Matt Rogers: Why engage in the Southern Baptist Church?

Yesterday, my friend Jeremy Westbrook shared two compelling reasons why many pastors should partner with the Southern Baptist Convention—confession and cooperation. Today, I’ll add two more to this list.

Let’s imagine the following not-so-fictitious scenario. A young pastor is compelled to plant a church an urban center in the Northeast. Not only is the mission overwhelming, but the costs associated with moving a family to such a city are massive. He is scared—or at least he is if he’s normal.

He grew up in a Southern Baptist church and ultimately came to faith through the ministry of this church. Now, as a prospective church planter, he’s heard that Southern Baptists are leading the charge to plant churches throughout North America. He also understands if he walks through the process, the SBC might help fund his work. He’s sold. Once on the ground in the new city, he receives his first check from the SBC. At this point, he’s ready to be the poster-child for Southern Baptists.

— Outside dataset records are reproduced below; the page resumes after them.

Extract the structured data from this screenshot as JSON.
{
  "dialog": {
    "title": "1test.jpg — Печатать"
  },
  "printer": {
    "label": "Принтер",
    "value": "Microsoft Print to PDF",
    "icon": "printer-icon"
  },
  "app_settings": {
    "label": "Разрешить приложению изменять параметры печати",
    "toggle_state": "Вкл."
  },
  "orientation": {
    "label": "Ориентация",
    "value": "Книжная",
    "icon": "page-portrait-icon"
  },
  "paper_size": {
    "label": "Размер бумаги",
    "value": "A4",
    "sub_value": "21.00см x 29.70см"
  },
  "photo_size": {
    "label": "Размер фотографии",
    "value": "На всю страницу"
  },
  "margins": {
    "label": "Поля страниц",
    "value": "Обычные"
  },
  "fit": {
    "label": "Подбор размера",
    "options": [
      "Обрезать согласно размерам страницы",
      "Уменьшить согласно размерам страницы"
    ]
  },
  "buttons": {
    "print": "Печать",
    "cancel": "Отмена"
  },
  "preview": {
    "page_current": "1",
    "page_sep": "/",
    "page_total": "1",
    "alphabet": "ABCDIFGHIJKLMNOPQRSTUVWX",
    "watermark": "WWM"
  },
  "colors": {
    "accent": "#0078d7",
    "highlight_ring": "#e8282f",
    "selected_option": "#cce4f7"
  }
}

But something happens in the months that follow. His loyalty begins to fade. At first, it’s not intentional—he’s just got a lot going on and has little margin to connect with the broader SBC work. Then, he convinces himself that the denomination has flaws (shocking, I know). By the time he receives his last support check, he takes his ball and goes home, never to associate with Southern Baptists again.

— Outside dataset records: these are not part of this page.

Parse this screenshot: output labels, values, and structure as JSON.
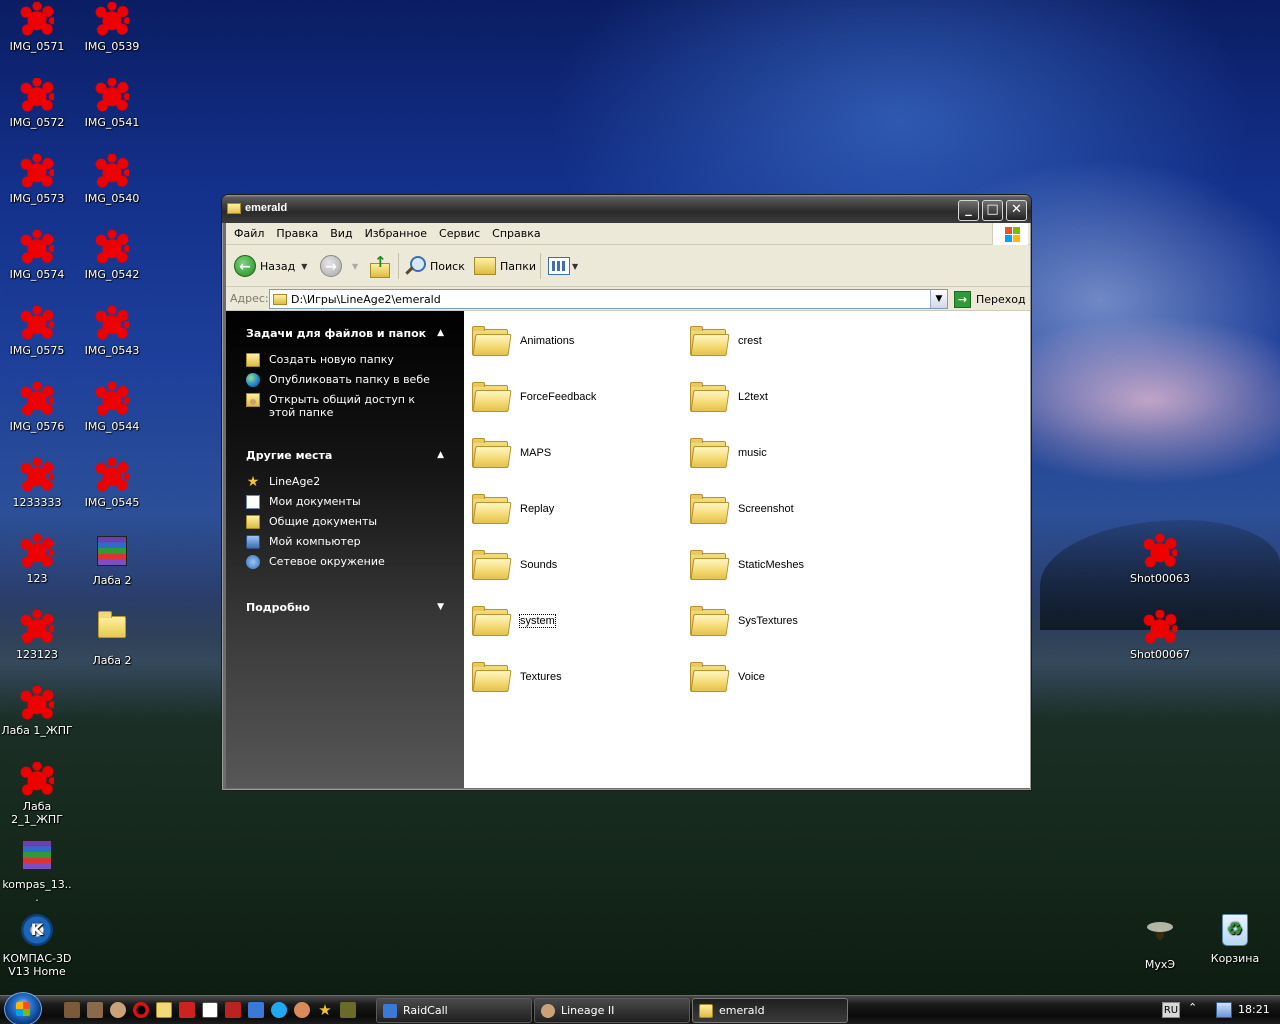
{
  "desktop": {
    "icons": [
      {
        "label": "IMG_0571",
        "icon": "image-icon"
      },
      {
        "label": "IMG_0539",
        "icon": "image-icon"
      },
      {
        "label": "IMG_0572",
        "icon": "image-icon"
      },
      {
        "label": "IMG_0541",
        "icon": "image-icon"
      },
      {
        "label": "IMG_0573",
        "icon": "image-icon"
      },
      {
        "label": "IMG_0540",
        "icon": "image-icon"
      },
      {
        "label": "IMG_0574",
        "icon": "image-icon"
      },
      {
        "label": "IMG_0542",
        "icon": "image-icon"
      },
      {
        "label": "IMG_0575",
        "icon": "image-icon"
      },
      {
        "label": "IMG_0543",
        "icon": "image-icon"
      },
      {
        "label": "IMG_0576",
        "icon": "image-icon"
      },
      {
        "label": "IMG_0544",
        "icon": "image-icon"
      },
      {
        "label": "1233333",
        "icon": "image-icon"
      },
      {
        "label": "IMG_0545",
        "icon": "image-icon"
      },
      {
        "label": "123",
        "icon": "image-icon"
      },
      {
        "label": "Лаба 2",
        "icon": "archive-icon"
      },
      {
        "label": "123123",
        "icon": "image-icon"
      },
      {
        "label": "Лаба 2",
        "icon": "folder-icon"
      },
      {
        "label": "Лаба 1_ЖПГ",
        "icon": "image-icon"
      },
      {
        "label": "Лаба 2_1_ЖПГ",
        "icon": "image-icon"
      },
      {
        "label": "kompas_13...",
        "icon": "archive-icon"
      },
      {
        "label": "КОМПАС-3D V13 Home",
        "icon": "kompas-icon"
      },
      {
        "label": "Shot00063",
        "icon": "image-icon"
      },
      {
        "label": "Shot00067",
        "icon": "image-icon"
      },
      {
        "label": "МухЭ",
        "icon": "fly-icon"
      },
      {
        "label": "Корзина",
        "icon": "recycle-bin-icon"
      }
    ]
  },
  "window": {
    "title": "emerald",
    "menu": [
      "Файл",
      "Правка",
      "Вид",
      "Избранное",
      "Сервис",
      "Справка"
    ],
    "toolbar": {
      "back_label": "Назад",
      "search_label": "Поиск",
      "folders_label": "Папки"
    },
    "address": {
      "label": "Адрес:",
      "value": "D:\\Игры\\LineAge2\\emerald",
      "go_label": "Переход"
    },
    "taskpane": {
      "file_tasks": {
        "title": "Задачи для файлов и папок",
        "items": [
          {
            "label": "Создать новую папку",
            "icon": "new-folder-icon"
          },
          {
            "label": "Опубликовать папку в вебе",
            "icon": "globe-icon"
          },
          {
            "label": "Открыть общий доступ к этой папке",
            "icon": "share-folder-icon"
          }
        ]
      },
      "other_places": {
        "title": "Другие места",
        "items": [
          {
            "label": "LineAge2",
            "icon": "star-folder-icon"
          },
          {
            "label": "Мои документы",
            "icon": "documents-icon"
          },
          {
            "label": "Общие документы",
            "icon": "shared-documents-icon"
          },
          {
            "label": "Мой компьютер",
            "icon": "computer-icon"
          },
          {
            "label": "Сетевое окружение",
            "icon": "network-icon"
          }
        ]
      },
      "details": {
        "title": "Подробно"
      }
    },
    "folders": [
      "Animations",
      "crest",
      "ForceFeedback",
      "L2text",
      "MAPS",
      "music",
      "Replay",
      "Screenshot",
      "Sounds",
      "StaticMeshes",
      "system",
      "SysTextures",
      "Textures",
      "Voice"
    ],
    "focused_folder": "system"
  },
  "taskbar": {
    "tasks": [
      {
        "label": "RaidCall",
        "icon": "raidcall-icon",
        "active": false
      },
      {
        "label": "Lineage II",
        "icon": "lineage-icon",
        "active": false
      },
      {
        "label": "emerald",
        "icon": "folder-icon",
        "active": true
      }
    ],
    "language": "RU",
    "clock": "18:21"
  },
  "colors": {
    "taskpane_bg": "#000000",
    "content_bg": "#ffffff",
    "toolbar_bg": "#ece9d8",
    "folder_yellow": "#f4d970"
  }
}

The implications of this process—repeated in church after church—produce pain, frustration, suspicion and doubt on the part of established pastors and denominational leaders. And it should.

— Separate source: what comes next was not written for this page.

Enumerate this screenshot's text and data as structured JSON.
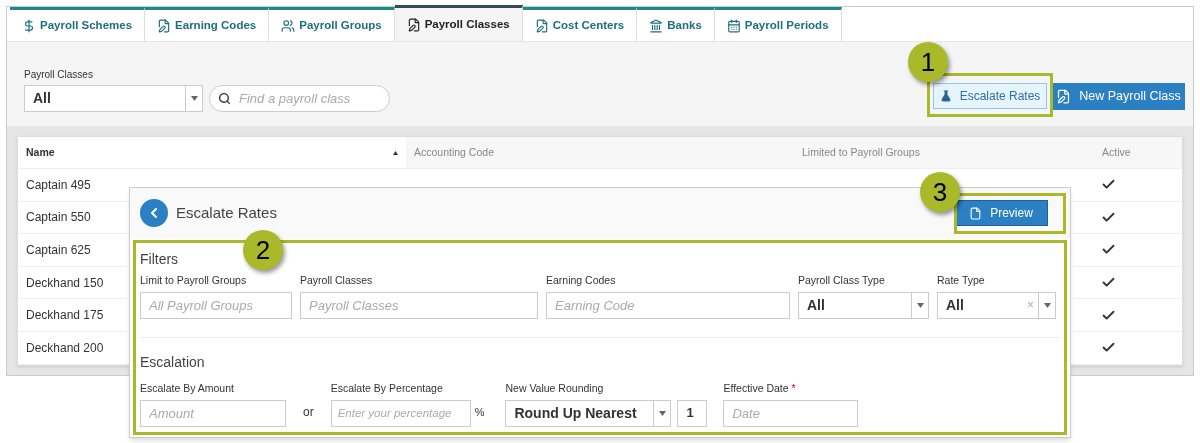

In contrast to this process, church planters must learn the value of long-term partnerships for two primary reasons.

     1. Honor Many young guys are deeply indebted to the love, care, support and training we’ve received as a result of Southern Baptists. Even though we may now question certain aspects of denominational life or the programs of our youth, God used these structures to introduce many of us to the glory of the gospel of Jesus Christ. Not only that, but giants of the faith left us a legacy of biblical fidelity that resulted from battles we may never have to fight. We’ve been trained in Southern Baptist seminaries and discipled by pastors in Southern Baptist churches. And, saints who have long sense seen Jesus face-to-face, generously gave of their money and time to build churches, pay pastors, send mission teams and scores and scores of other actions that were a conduit of God’s grace to younger pastors—whether we realize it or not.

For these reasons, and many others, it is not only foolish, it’s disrespectful for church planters to partner at the outset and then bail on the denomination once they get up and running. And, even if they never get a dime, church planters have a responsibility to honor those who have gone before us, even when we might be frustrated and want to tap out.

     2. Potential
Partnership doesn’t only look in the rear-view mirror, but it also looks through the windshield. I’ve chosen to partner with the Southern Baptist Convention because I truly believe in the trajectory of our cooperative efforts. There have certainly been great days in the past—times when God has used Southern Baptists to usher in revival or take the gospel to those who’ve never heard. These days can happen again.
Young leaders have a significant role to play in this future becoming a reality. By God’s grace, we are largely a denomination led by humble individuals who recognize the need for young guys to be in leadership positons—not merely as a token millennial—but as a voice who will shape the future. If we are not at the table when leadership decisions are being made, it’s often not because leaders don’t want us there but because we’ve taken ourselves out of the game. We’ve squandered the gift of influence we’ve been given.

So show up. Attend the meetings. Serve on committees. Speak about things that matter. Lead your churches toward mission. Set the model that others can follow.

Should Jesus tarry, future generations will look back on our decisions today as those that shaped the culture of the SBC, and for that to happen, we need more and more young leaders to get in the game.